Iberdrola ha completado la venta de su subsidiaria en México por cerca de 3.700 millones de euros, en una transacción que señala un cambio estratégico en sus prioridades globales. El comprador es el fondo de inversión Cox Energy, que ahora toma el control de una porción importante del portafolio energético de la compañía en México. Esta operación se considera uno de los movimientos más significativos del sector eléctrico en América Latina en los últimos años.
La venta comprende un total de 13 plantas de generación eléctrica, con una capacidad instalada combinada de más de 8.500 megavatios.
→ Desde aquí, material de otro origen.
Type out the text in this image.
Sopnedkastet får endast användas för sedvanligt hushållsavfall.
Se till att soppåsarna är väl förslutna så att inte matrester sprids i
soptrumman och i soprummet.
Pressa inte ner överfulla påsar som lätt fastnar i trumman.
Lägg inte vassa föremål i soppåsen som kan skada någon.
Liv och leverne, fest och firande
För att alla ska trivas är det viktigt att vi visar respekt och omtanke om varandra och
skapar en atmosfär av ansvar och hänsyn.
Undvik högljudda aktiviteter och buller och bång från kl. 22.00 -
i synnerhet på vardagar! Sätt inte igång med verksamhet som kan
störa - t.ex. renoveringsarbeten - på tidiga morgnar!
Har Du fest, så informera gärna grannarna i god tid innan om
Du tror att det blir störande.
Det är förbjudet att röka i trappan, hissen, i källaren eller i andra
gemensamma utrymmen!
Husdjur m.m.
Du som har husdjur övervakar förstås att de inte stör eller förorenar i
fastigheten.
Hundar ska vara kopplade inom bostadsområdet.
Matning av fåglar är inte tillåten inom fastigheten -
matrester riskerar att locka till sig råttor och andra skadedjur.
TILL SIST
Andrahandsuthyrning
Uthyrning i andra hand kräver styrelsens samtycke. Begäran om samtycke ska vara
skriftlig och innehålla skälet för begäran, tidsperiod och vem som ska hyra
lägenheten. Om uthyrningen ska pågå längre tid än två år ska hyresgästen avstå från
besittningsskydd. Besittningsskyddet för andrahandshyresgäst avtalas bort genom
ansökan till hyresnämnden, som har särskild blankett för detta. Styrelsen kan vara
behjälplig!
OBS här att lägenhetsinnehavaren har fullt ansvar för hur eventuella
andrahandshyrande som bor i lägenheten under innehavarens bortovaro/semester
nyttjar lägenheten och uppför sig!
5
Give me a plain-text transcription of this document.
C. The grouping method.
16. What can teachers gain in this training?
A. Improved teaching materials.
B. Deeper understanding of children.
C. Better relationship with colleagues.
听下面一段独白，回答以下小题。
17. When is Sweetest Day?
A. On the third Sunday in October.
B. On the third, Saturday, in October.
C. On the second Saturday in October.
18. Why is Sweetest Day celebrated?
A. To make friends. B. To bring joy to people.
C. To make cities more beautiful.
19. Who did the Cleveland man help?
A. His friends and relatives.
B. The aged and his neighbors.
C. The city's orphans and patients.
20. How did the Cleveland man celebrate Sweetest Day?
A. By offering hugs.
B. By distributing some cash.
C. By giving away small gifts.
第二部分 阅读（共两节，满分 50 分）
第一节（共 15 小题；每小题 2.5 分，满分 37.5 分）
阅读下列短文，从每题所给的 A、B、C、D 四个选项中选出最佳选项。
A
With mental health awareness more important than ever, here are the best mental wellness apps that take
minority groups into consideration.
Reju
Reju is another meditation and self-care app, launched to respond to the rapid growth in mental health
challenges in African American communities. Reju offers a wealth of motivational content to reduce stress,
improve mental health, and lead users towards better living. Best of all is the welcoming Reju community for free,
De estas instalaciones, la gran mayoría operaba bajo esquemas de Productor Independiente de Energía (PIE), en asociación con la Comisión Federal de Electricidad (CFE), lo que había generado fricciones con el gobierno federal por el modelo de participación privada en el sistema eléctrico mexicano.
Con esta venta de activos, la compañía energética global pretende enfocarse en áreas donde sostiene operaciones estratégicas de redes y energía renovable, sobre todo en Estados Unidos y Reino Unido. Estos dos países representan hoy en día sus principales proyecciones para el futuro, alineándose con las metas de descarbonización y actualización de infraestructuras eléctricas que impulsan las administraciones correspondientes.
La estrategia tiene lugar en un contexto de presión ascendente por parte del gobierno mexicano para retomar el control del sistema eléctrico nacional. A pesar de que la administración ha afirmado que se mantienen los contratos existentes con compañías extranjeras, también ha subrayado su intención de reforzar la presencia estatal mediante la CFE. En este contexto, la retirada parcial de Iberdrola ha sido vista como una respuesta práctica a la complejidad del entorno normativo y político del país.
Desde el punto de vista financiero, la venta supone una importante entrada de recursos para la empresa vendedora, que podrá utilizar ese capital para fortalecer su expansión en segmentos de redes inteligentes, almacenamiento y fuentes renovables. El grupo había venido manifestando en los últimos años su intención de redirigir inversiones hacia proyectos que le permitan aumentar su rentabilidad y contribuir de manera directa a la transición energética.
Por su parte, Cox Energy asume un papel relevante en el escenario energético regional, ampliando su presencia en el mercado mexicano con activos operativos y contratos consolidados. El fondo, de origen iberoamericano, ha venido expandiéndose con rapidez en América Latina, especialmente en los sectores solar y eólico, y ahora da un paso decisivo al convertirse en uno de los principales operadores eléctricos en el país.
A nivel político, la transacción también ha generado repercusiones. Desde el gobierno se ha celebrado la operación como un avance hacia una mayor “soberanía energética”, al reducir la participación de empresas extranjeras en la generación de electricidad. Voceros oficiales destacaron que, si bien el comprador es privado, la naturaleza de los contratos facilita una mayor alineación con los objetivos nacionales en materia de seguridad energética y tarifas asequibles.
Los expertos en el sector creen que esta transacción indica una tendencia mundial donde las grandes empresas de energía están ajustando su presencia global, enfocándose en mercados con estabilidad y normativas predecibles. De este modo, Estados Unidos y Reino Unido se destacan como ubicaciones estratégicas para empresas como Iberdrola, que persiguen escenarios favorables para expandir redes avanzadas e incorporar energías limpias.
Aunque la empresa ha reducido su presencia en el mercado mexicano, no cesará totalmente sus actividades en el país. Seguirá administrando algunos activos y participará en ciertas áreas, aunque con una orientación diferente y menos enfocada en grandes contratos institucionales. Esta reestructuración estratégica se debe a motivos tanto políticos como económicos, buscando optimizar la eficiencia en la distribución de recursos a nivel mundial.